Gerade über die Abiturnote als ausschlaggebendes Kriterium muss man nun natürlich streiten. Doch so sehr die Kriterien geändert werden müssten: Die zentrale Vergabe von Studienplätzen ist der Versuch, alle zu ihrem Recht kommen zu lassen. Thorsten Bultmann vom BdWi schreibt:
Im Kern handelt es sich bei diesem Verfahren um ein durchaus umbefriedigendes, sozialbürokratisches Verfahren der Mängelverwaltung, bei welchem aber – und das ist ganz entscheidend – die Rechtsansprüche der Studienplatzbewerber höher wiegen als besondere Interessen der einzelnen Hochschulen, über eine „Eignung“ dieser Bewerber zu befinden.
Halten wir also fest: Nicht die ZVS und auch nicht der Nummerus Clausus – der Mangel an Studienplätzen ist das Problem. Nummerus Clausus und ZVS sind wenigstens die Versuche, damit transparent umzugehen. Sie war ja auch nur als Provisorium gedacht, um die Zeit zu überbrücken, bis ausreichend Kapazitäten aufgebaut waren.
Doch zu diesem Ausbau der Kapazitäten kam es nicht – zumindest nicht in den letzten 37 Jahren. Auf 13.191 von der ZVS vergebene Studienplätze kamen im letzten Wintersemester 58.466 Bewerbungen Quelle.

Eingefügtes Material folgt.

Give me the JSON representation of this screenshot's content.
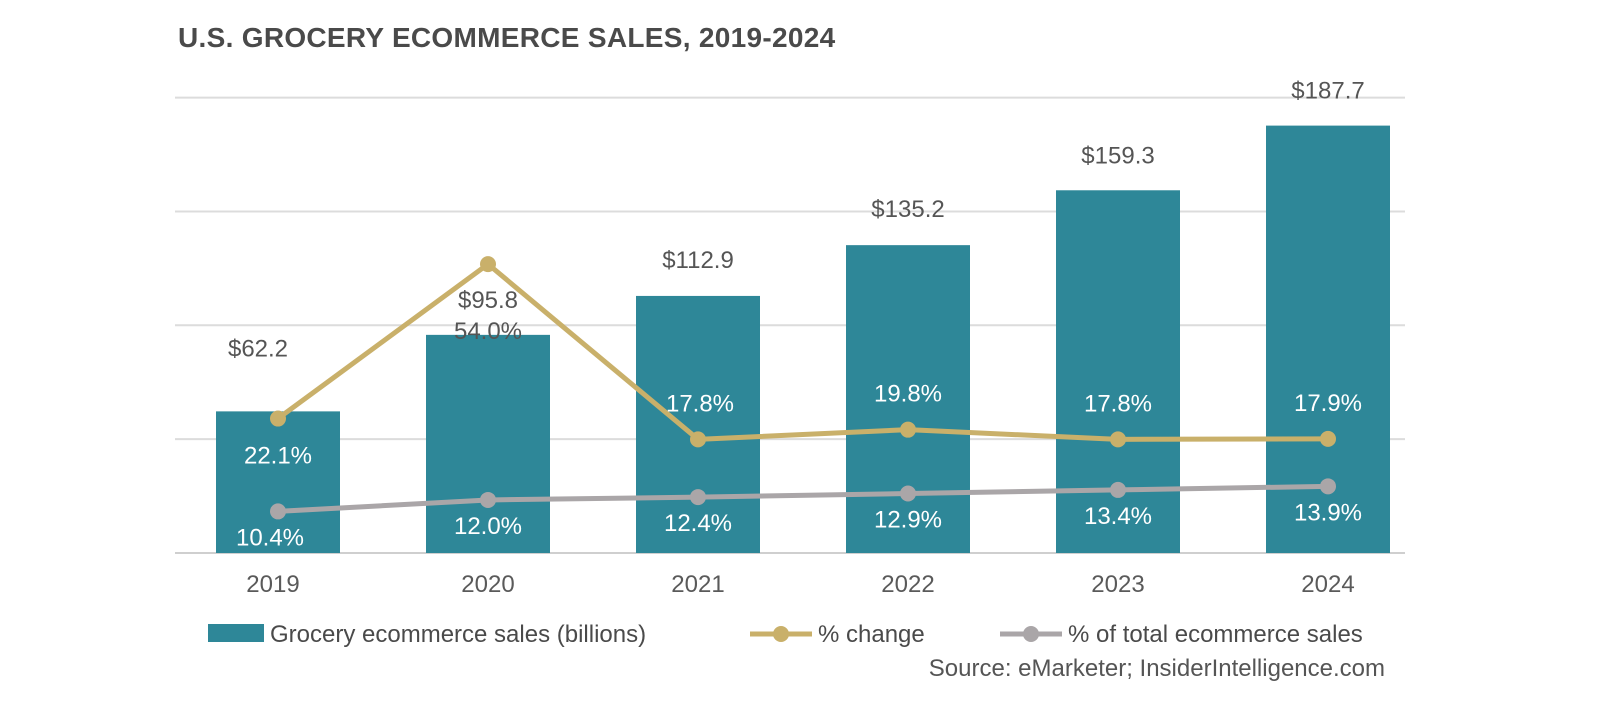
{
  "title": "U.S. GROCERY ECOMMERCE SALES, 2019-2024",
  "source": "Source: eMarketer; InsiderIntelligence.com",
  "colors": {
    "bar": "#2e8798",
    "change_line": "#c9b06a",
    "share_line": "#aaa6a8",
    "grid": "#dcdcdc",
    "title": "#4a4a4a"
  },
  "chart_data": {
    "type": "bar",
    "title": "U.S. GROCERY ECOMMERCE SALES, 2019-2024",
    "categories": [
      "2019",
      "2020",
      "2021",
      "2022",
      "2023",
      "2024"
    ],
    "ylim": [
      0,
      200
    ],
    "grid": true,
    "legend_position": "bottom",
    "series": [
      {
        "name": "Grocery ecommerce sales (billions)",
        "kind": "bar",
        "values": [
          62.2,
          95.8,
          112.9,
          135.2,
          159.3,
          187.7
        ],
        "labels": [
          "$62.2",
          "$95.8",
          "$112.9",
          "$135.2",
          "$159.3",
          "$187.7"
        ]
      },
      {
        "name": "% change",
        "kind": "line",
        "values": [
          22.1,
          54.0,
          17.8,
          19.8,
          17.8,
          17.9
        ],
        "labels": [
          "22.1%",
          "54.0%",
          "17.8%",
          "19.8%",
          "17.8%",
          "17.9%"
        ]
      },
      {
        "name": "% of total ecommerce sales",
        "kind": "line",
        "values": [
          10.4,
          12.0,
          12.4,
          12.9,
          13.4,
          13.9
        ],
        "labels": [
          "10.4%",
          "12.0%",
          "12.4%",
          "12.9%",
          "13.4%",
          "13.9%"
        ]
      }
    ]
  }
}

Das sind 4,4 BewerberInnen pro Studienplatz. Das weiß auch Bundesgesundheitsminister Rösler im schon angesprochenen Interview mit der FAZ und zieht daraus den Schluss, dass man den NC durch andere Kriterien ersetzen sollte. Zitat:
Der Notendurchschnitt allein sagt nichts darüber aus, ob jemand ein guter Arzt wird. Ich finde, da kommt es noch auf ganz andere Faktoren an: So spielt die Fähigkeit zur menschlichen Zuwendung eine große Rolle. Deswegen plädiere ich für eine Abschaffung des Numerus clausus und für eine stärkere Berücksichtigung von Auswahlgesprächen. [Quelle]
Wie er aus den Bewerbermassen diejenigen herausfinden will, die über diese für Ärzte besonders wichtige „Fähigkeit zur menschlichen Zuwendung“ verfügen, erklärt er nicht. In den Auswahlgesprächen dürfte das kaum möglich sein. Warum er es den BewerberInnen zumuten will, sich bei Universitäten im ganzen Land zu bewerben, verschweigt er auch besser. Genauso wie er kaum andeutet, dass sich die Hochschulen auch im Medizinstudium schon jetzt ganze 60% ihrer Studierenden selbst aussuchen dürfen und dabei auch andere Kriterien als den NC benutzen können. Und Rösler verschweigt ganz, dass fast alle Unis die Auswahl dieser 60% wieder an die ZVS delegiert haben.
Die Lösung des Problems jedenfalls liegt sicher nicht in mehr Auswahlverfahren, sondern schlicht darin, die Finanzierung der Hochschulen an die Nachfrage anzupassen. Nur so würde auch das das grundgesetzliche Recht auf die freie Wahl der Ausbildungsstätte ernst genommen – womit wir beim immer gleichen Thema wären, dem Geld. Doch statt die Universitäten auch nur ausreichend zu finanzieren, sollen die knappen Studienplätze immer mehr in nach den Prinzipien des Arbeitsmarkts vergeben werden. NC und ZVS sind zwar schlimm genug. Aber wie gesagt: Schlimmer geht immer.
Denn die Vorstellungen des Bundesgesundheitsministers sind symptomatisch für ein System, die seit einigen Jahren auf Deutschland übergreift. Wir bewegen uns hin zu einer wettbewerblichen Struktur, in der es Rankings und Elite-Universitäten gibt, in der Universitätsunternehmen sich für die BewerberInnen entscheiden, die zu ihnen passen. Den Studierenden bleibt das Recht, sich bei möglichst vielen davon zu bewerben. Schlecht ist dann natürlich, wenn schon der Kindergarten nicht gut genug war, man deswegen nicht auf eine gute Schule konnte und weder Papa noch Mama einen von den Wissenschaftsmanagern an den Elitehochschulen persönlich kennen.
Aber wenns bei den guten Unis nicht klappt, klappts vielleicht bei den schlechteren.